New schemes for a two-dimensional inverse problem with temperature overspecification

Department of Applied Mathematics, Faculty of Mathematics and Computer Science, Amirkabir University of Technology, No. 424, Hafez Ave. Tehran, Iran

Received 3 October 2000; Revised 22 November 2000

Copyright © 2001 Hindawi Publishing Corporation. This is an open access article distributed under the Creative Commons Attribution License, which permits unrestricted use, distribution, and reproduction in any medium, provided the original work is properly cited.

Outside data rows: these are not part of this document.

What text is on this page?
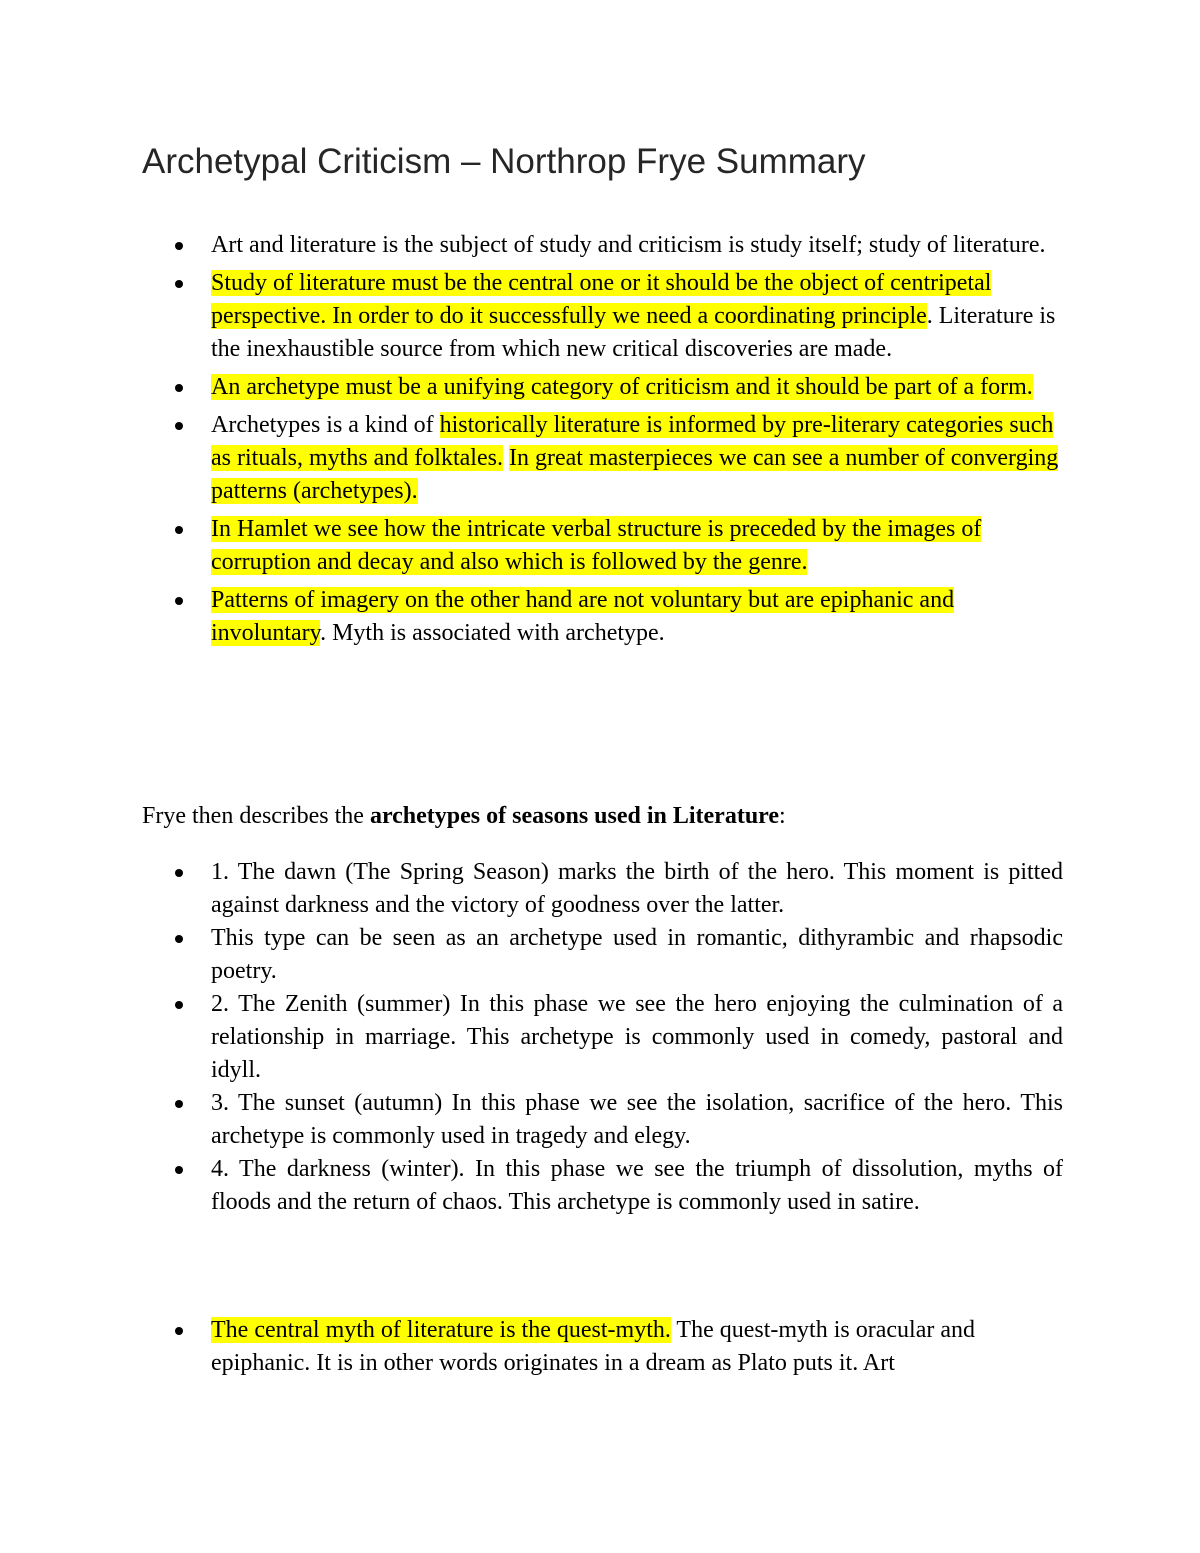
Archetypal Criticism – Northrop Frye Summary
Art and literature is the subject of study and criticism is study itself; study of literature.
Study of literature must be the central one or it should be the object of centripetal perspective. In order to do it successfully we need a coordinating principle. Literature is the inexhaustible source from which new critical discoveries are made.
An archetype must be a unifying category of criticism and it should be part of a form.
Archetypes is a kind of historically literature is informed by pre-literary categories such as rituals, myths and folktales. In great masterpieces we can see a number of converging patterns (archetypes).
In Hamlet we see how the intricate verbal structure is preceded by the images of corruption and decay and also which is followed by the genre.
Patterns of imagery on the other hand are not voluntary but are epiphanic and involuntary. Myth is associated with archetype.

Frye then describes the archetypes of seasons used in Literature:

1. The dawn (The Spring Season) marks the birth of the hero. This moment is pitted against darkness and the victory of goodness over the latter.
This type can be seen as an archetype used in romantic, dithyrambic and rhapsodic poetry.
2. The Zenith (summer) In this phase we see the hero enjoying the culmination of a relationship in marriage. This archetype is commonly used in comedy, pastoral and idyll.
3. The sunset (autumn) In this phase we see the isolation, sacrifice of the hero. This archetype is commonly used in tragedy and elegy.
4. The darkness (winter). In this phase we see the triumph of dissolution, myths of floods and the return of chaos. This archetype is commonly used in satire.
The central myth of literature is the quest-myth. The quest-myth is oracular and epiphanic. It is in other words originates in a dream as Plato puts it. Art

Two different finite difference schemes for solving the two-dimensional parabolic inverse problem with temperature overspecification are considered. These schemes are developed for indentifying the control parameter which produces, at any given time, a desired temperature distribution at a given point in the spatial domain. The numerical methods discussed, are based on the (3,3) alternating direction implicit (ADI) finite difference scheme and the (3,9) alternating direction implicit formula. These schemes are unconditionally stable. The basis of analysis of the finite difference equation considered here is the modified equivalent partial differential equation approach, developed from the 1974 work of Warming and Hyett [17]. This allows direct and simple comparison of the errors associated with the equations as well as providing a means to develop more accurate finite difference schemes. These schemes use less central processor times than the fully implicit schemes for two-dimensional diffusion with temperature overspecification. The alternating direction implicit schemes developed in this report use more CPU times than the fully explicit finite difference schemes, but their unconditional stability is significant. The results of numerical experiments are presented, and accuracy and the Central Processor (CPU) times needed for each of the methods are discussed. We also give error estimates in the maximum norm for each of these methods.